ABSTRACT

This book represents a continuation of the work on parallel algorithms for optimal control of singularly perturbed linear deterministic and stochastic control problems of (Gajic and Shen, 1993). The book presents the most efficient methods for solving exactly (or with very high accuracy) optimal control and filtering problems of singularly perturbed linear systems by removing numerical ill-conditioning and obtaining well-conditioned, reducedorder, exact (or highly accurate) pure-slow and pure-fast subproblems. The class of problems solvable by the newly presented techniques are steady state linear-quadratic optimal control and filtering problems whose Hamiltonian matrices under appropriate scaling and permutation preserve singularly perturbed forms such that they can be block diagonalized into pure-slow and pure-fast Hamiltonian matrices.
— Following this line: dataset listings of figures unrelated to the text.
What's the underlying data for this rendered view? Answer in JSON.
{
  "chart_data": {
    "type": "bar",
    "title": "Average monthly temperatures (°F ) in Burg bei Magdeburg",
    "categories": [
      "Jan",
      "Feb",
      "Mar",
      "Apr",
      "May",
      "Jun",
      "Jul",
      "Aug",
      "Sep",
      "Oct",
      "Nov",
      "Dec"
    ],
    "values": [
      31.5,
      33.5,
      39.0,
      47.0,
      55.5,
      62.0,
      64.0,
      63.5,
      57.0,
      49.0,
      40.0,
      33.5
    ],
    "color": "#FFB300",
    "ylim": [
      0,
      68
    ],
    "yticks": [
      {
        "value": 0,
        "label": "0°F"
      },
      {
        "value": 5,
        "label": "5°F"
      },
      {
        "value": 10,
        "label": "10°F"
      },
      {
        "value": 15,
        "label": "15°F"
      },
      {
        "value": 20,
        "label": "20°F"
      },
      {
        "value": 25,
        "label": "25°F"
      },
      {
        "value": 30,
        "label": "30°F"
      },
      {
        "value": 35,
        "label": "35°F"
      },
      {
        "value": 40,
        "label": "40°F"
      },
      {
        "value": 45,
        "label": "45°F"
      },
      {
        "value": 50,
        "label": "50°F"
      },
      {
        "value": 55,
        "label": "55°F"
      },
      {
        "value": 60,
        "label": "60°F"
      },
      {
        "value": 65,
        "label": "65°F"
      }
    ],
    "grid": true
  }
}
We call this method the Hamiltonian approach to singularly perturbed linear control systems. The problems presently solvable by the Hamiltonian method are: linear-quadratic optimal regulator and Kalman filter in continuous-and discrete-time domains, optimal open-loop control of continuous-and discrete-time linear systems, multimodeling estimation and control, H∞ optimal control and filtering of linear systems, linear-quadratic zero-sum differential games, linear-quadratic high gain, cheap control, small measurement noise problems, sampled data control systems, nonstandard linear singularly perturbed systems, and limited classes of finite horizon optimal linear control and filtering problems. Some other classes of linear-quadratic type optimal control problems that can be solved by the methodology considered in this book may emerge in the near future.